The combat system, however, is the games bread and butter. Combat is heavy on the action, but you can’t go all "God of War" and wade into a group of enemies slashing away. At best, this would end in utter disaster. It's an absolute necessity to prepare for battles, and to have bombs and traps ready for slowing down incoming hordes. You also need to manage spells for protection and to knockback incoming enemies. You simply must dodge, because it is one of your most important abilities to escape getting surrounded. The moment-to-moment combat is amazing, and any mistake you make is your own by going in unprepared. Some battles against the larger monsters can be a little rough. Mostly dodge and strike in these instances, but the group combat is almost second to none.

The biggest surprise about The Witcher 2 is how good the story and writing are. There were a couple little twists and turns that I had no idea were coming. The political backstabs and intrigue is very well written and interesting, and you never know who you really should trust. There are multiple story reveals in this game, which had me glued to my seat. I absolutely love the story, and it reminds me of Final Fantasy XII’s political based story, which is a good thing.

This game benefits from more than one playthrough since there are multiple choices, and one specifically changes what you see in the game. Because of one choice, I didn’t even visit one city, and another city viewed me as hostile, chasing me whenever a city watch saw me. I am excited to play through again just to see what I missed. The impact on the story makes me wonder if Bioware should give them a call and ask for some tips.

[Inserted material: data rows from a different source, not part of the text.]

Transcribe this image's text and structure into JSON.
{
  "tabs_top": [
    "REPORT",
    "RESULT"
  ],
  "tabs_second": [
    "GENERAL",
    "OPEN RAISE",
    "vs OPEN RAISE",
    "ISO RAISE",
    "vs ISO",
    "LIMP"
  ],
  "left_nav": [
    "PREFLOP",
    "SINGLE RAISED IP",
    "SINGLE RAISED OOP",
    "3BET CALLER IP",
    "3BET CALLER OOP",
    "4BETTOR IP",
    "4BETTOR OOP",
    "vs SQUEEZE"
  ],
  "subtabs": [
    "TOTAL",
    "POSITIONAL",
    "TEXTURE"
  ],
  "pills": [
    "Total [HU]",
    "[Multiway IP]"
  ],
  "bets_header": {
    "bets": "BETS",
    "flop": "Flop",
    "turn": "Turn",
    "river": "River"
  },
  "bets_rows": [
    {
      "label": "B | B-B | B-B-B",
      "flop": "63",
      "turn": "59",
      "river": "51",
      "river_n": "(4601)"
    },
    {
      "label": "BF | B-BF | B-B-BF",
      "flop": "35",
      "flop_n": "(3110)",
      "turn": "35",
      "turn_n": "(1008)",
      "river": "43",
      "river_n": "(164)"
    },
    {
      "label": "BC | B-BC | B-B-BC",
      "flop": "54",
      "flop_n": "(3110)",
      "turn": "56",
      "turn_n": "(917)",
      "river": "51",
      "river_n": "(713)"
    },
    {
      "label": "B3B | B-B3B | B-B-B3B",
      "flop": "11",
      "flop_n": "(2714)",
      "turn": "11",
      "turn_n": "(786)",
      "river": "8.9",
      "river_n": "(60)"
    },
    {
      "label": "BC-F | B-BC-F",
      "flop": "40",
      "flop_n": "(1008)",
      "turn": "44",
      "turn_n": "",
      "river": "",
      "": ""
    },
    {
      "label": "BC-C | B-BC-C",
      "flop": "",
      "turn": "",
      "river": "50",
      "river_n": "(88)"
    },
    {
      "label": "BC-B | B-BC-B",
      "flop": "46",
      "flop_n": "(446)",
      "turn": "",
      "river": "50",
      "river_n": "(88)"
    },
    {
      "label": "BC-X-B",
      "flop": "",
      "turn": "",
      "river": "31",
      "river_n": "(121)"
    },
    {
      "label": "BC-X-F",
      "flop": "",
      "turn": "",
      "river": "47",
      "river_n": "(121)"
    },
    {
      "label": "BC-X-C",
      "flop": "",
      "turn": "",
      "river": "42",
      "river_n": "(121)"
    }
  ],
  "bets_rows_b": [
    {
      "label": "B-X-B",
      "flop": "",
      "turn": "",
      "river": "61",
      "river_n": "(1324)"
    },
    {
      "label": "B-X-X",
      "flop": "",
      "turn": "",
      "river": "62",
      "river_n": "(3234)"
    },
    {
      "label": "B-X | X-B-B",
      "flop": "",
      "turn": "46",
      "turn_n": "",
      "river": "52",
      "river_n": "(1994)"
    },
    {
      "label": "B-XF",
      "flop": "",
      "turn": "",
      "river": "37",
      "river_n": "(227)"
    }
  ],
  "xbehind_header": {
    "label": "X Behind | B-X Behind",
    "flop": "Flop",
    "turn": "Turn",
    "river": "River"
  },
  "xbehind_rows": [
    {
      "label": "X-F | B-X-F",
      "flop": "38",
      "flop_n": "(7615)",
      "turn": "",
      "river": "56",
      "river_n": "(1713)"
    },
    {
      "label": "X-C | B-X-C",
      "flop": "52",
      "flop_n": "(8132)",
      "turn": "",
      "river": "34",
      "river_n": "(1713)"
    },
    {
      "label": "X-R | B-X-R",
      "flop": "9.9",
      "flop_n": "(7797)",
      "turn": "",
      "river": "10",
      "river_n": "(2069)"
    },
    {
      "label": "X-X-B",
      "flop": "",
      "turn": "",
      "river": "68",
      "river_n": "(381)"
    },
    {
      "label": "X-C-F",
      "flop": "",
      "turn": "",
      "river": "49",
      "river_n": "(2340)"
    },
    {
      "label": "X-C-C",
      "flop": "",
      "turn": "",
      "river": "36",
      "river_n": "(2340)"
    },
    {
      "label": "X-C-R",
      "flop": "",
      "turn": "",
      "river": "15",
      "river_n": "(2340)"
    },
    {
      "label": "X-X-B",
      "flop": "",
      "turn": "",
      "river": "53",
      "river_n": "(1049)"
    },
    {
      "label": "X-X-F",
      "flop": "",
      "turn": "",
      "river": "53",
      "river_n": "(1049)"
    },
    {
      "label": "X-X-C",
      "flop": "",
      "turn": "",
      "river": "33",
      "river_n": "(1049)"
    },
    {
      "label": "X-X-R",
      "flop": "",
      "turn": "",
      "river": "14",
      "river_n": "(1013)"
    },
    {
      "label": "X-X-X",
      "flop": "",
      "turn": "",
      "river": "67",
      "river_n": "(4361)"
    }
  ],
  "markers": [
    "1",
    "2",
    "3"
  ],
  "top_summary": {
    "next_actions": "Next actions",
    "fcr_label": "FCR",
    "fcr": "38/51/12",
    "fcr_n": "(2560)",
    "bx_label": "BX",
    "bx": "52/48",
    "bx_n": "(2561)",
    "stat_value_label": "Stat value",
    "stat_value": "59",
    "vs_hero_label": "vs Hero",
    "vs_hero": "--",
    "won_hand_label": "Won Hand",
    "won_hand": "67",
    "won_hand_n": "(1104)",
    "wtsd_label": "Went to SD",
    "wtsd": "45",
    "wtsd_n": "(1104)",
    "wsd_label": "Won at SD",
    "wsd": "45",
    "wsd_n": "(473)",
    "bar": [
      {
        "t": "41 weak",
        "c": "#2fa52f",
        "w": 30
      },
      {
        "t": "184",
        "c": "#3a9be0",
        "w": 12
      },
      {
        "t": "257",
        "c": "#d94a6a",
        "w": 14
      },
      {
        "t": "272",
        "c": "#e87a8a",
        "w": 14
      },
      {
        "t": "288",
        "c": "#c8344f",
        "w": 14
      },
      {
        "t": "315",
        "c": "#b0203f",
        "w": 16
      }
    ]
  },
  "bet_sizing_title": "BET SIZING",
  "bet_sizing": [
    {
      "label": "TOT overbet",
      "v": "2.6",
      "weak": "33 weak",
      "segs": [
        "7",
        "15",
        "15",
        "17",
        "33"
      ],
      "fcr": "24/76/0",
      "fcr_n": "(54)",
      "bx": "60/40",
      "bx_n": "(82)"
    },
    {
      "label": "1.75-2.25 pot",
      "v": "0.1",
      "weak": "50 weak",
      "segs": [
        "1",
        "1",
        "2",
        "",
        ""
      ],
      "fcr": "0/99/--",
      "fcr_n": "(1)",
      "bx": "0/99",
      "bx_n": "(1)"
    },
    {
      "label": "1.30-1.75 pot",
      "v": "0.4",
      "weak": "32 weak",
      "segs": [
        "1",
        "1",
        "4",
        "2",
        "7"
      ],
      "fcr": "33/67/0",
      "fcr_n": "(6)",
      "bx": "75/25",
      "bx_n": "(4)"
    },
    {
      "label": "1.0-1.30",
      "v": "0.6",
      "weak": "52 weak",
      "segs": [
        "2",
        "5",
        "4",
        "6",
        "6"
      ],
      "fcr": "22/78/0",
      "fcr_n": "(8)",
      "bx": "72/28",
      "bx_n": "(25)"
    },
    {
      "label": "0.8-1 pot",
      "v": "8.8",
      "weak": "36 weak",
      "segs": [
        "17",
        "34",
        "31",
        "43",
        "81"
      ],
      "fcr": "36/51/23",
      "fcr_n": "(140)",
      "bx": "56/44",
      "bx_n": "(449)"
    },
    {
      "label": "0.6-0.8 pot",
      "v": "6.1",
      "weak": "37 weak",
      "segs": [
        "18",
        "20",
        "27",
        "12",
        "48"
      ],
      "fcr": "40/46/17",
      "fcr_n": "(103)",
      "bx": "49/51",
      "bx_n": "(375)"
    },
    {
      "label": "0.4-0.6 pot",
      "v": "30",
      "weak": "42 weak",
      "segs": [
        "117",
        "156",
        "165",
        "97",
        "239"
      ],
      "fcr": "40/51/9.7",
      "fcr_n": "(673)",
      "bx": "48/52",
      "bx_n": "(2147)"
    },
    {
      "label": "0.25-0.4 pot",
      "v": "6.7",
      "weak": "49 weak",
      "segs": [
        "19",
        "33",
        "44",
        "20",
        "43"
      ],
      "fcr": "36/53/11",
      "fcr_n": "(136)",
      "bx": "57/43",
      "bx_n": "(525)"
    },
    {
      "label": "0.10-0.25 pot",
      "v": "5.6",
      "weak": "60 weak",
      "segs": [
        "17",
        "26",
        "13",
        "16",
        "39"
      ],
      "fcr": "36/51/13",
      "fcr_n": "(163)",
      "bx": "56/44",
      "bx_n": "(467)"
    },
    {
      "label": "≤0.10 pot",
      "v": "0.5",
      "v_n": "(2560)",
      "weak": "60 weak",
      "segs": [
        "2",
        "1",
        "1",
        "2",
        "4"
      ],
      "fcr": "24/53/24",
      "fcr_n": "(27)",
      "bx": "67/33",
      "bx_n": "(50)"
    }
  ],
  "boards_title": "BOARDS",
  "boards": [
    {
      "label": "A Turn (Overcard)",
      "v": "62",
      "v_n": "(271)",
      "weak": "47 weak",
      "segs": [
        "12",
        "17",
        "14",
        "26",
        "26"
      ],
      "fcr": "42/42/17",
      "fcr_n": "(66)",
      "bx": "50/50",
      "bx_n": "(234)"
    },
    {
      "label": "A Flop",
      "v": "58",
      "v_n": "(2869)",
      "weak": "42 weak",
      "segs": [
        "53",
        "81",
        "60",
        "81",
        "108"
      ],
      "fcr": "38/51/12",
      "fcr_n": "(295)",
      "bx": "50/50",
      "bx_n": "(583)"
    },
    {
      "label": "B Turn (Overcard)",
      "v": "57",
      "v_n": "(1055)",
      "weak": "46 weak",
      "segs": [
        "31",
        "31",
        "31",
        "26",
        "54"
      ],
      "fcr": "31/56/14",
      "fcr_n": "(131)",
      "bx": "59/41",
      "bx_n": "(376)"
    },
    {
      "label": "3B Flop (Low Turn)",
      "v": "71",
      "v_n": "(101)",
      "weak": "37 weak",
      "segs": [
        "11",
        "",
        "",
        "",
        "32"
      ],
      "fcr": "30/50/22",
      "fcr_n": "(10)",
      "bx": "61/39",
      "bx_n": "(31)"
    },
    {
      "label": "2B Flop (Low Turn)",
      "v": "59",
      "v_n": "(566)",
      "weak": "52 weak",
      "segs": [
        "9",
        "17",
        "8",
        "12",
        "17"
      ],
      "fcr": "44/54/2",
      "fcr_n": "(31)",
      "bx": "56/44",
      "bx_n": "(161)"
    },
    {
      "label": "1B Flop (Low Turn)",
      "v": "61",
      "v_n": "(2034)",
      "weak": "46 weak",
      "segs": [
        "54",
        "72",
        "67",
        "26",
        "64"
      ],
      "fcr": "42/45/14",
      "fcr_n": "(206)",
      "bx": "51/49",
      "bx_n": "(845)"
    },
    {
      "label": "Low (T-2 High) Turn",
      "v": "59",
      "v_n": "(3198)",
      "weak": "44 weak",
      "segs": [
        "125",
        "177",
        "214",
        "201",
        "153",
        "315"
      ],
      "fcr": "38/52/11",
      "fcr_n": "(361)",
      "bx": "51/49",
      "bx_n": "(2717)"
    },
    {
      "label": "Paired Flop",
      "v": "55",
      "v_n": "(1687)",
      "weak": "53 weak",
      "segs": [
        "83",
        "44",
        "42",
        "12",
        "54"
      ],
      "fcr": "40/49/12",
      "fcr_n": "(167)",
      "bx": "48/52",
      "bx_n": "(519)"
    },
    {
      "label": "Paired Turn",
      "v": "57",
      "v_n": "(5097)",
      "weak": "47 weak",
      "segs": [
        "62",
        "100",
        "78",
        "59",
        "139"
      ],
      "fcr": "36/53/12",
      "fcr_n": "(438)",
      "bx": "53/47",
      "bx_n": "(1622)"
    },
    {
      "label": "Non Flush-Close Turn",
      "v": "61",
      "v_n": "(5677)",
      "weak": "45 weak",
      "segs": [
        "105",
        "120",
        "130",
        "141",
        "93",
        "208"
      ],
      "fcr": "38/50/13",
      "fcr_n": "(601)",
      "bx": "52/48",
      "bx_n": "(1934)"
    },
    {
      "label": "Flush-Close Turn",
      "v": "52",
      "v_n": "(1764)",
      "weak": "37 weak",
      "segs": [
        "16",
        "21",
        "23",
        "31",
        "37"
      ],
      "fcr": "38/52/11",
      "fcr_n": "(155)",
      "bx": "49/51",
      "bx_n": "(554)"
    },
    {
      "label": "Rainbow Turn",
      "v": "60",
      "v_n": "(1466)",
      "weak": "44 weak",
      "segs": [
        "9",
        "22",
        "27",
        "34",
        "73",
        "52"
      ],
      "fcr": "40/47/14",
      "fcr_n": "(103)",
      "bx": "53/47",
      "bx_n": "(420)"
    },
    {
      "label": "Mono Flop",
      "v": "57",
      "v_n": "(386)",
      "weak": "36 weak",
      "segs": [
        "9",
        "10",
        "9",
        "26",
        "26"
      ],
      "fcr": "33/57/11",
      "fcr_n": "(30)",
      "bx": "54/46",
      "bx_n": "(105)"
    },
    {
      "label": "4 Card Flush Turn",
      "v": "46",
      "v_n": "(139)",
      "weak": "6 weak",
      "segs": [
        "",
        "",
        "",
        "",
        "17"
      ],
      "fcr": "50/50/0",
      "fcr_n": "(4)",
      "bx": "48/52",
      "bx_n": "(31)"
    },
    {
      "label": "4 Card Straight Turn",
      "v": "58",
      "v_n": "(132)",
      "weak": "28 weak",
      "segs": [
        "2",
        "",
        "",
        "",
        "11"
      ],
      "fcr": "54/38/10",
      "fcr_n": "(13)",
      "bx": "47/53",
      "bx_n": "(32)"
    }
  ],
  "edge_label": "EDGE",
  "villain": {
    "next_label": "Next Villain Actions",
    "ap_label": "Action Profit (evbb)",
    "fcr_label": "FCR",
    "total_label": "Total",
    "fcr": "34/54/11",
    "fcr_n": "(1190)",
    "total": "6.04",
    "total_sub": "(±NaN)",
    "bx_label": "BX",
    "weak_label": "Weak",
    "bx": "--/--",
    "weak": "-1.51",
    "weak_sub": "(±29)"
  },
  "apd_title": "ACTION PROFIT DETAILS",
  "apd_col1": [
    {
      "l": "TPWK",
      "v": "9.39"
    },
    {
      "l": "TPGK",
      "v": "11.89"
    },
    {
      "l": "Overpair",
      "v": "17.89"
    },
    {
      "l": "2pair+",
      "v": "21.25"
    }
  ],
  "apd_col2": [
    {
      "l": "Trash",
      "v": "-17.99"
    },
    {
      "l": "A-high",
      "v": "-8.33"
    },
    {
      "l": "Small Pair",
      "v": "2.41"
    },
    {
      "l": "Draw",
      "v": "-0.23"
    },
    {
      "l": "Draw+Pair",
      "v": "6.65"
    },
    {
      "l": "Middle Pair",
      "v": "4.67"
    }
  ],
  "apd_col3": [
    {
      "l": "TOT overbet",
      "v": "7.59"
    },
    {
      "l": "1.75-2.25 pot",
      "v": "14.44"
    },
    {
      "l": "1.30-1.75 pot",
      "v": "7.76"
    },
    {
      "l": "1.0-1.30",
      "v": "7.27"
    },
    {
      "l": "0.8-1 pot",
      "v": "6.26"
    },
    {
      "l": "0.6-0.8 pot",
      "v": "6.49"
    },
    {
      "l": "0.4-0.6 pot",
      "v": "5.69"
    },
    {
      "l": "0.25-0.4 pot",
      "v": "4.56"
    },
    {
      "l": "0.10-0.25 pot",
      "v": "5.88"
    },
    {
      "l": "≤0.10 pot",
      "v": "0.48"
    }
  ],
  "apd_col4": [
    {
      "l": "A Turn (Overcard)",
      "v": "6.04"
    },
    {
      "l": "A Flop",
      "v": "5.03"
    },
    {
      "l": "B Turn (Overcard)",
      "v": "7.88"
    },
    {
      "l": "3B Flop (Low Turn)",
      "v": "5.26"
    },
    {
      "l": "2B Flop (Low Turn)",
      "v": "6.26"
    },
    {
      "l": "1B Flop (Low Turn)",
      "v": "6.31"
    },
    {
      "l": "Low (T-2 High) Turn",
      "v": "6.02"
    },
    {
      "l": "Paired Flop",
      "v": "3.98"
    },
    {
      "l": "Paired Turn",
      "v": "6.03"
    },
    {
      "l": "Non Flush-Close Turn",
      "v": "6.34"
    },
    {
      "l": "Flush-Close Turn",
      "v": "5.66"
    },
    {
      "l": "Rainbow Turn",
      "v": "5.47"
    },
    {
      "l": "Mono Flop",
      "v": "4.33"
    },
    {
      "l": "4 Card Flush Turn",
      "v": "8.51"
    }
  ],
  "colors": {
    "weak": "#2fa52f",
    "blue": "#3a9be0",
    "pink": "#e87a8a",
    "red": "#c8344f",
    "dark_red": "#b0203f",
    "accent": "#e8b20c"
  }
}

I thoroughly enjoyed The Witcher 2, and am hopeful CD Projekt Red will continue the series since the end left me wanting more. The combat never got old, and I loved the overall look and lore within the world. However, the multitude of minor technical issues really broke my experience in the game's world, tearing me out sometimes and ruining some key moments. The inventory system can also go straight to hell. It's on the same level as the first Mass Effect in my eyes, and the fact that you have a weight limit makes it that much more frustrating. All fans of RPG’s and good stories, though, should feel obligated to play The Witcher 2. There are some references to the first Witcher, but not enough to ruin the experience. Still a great game overall, and one of my surprise favorites of the year.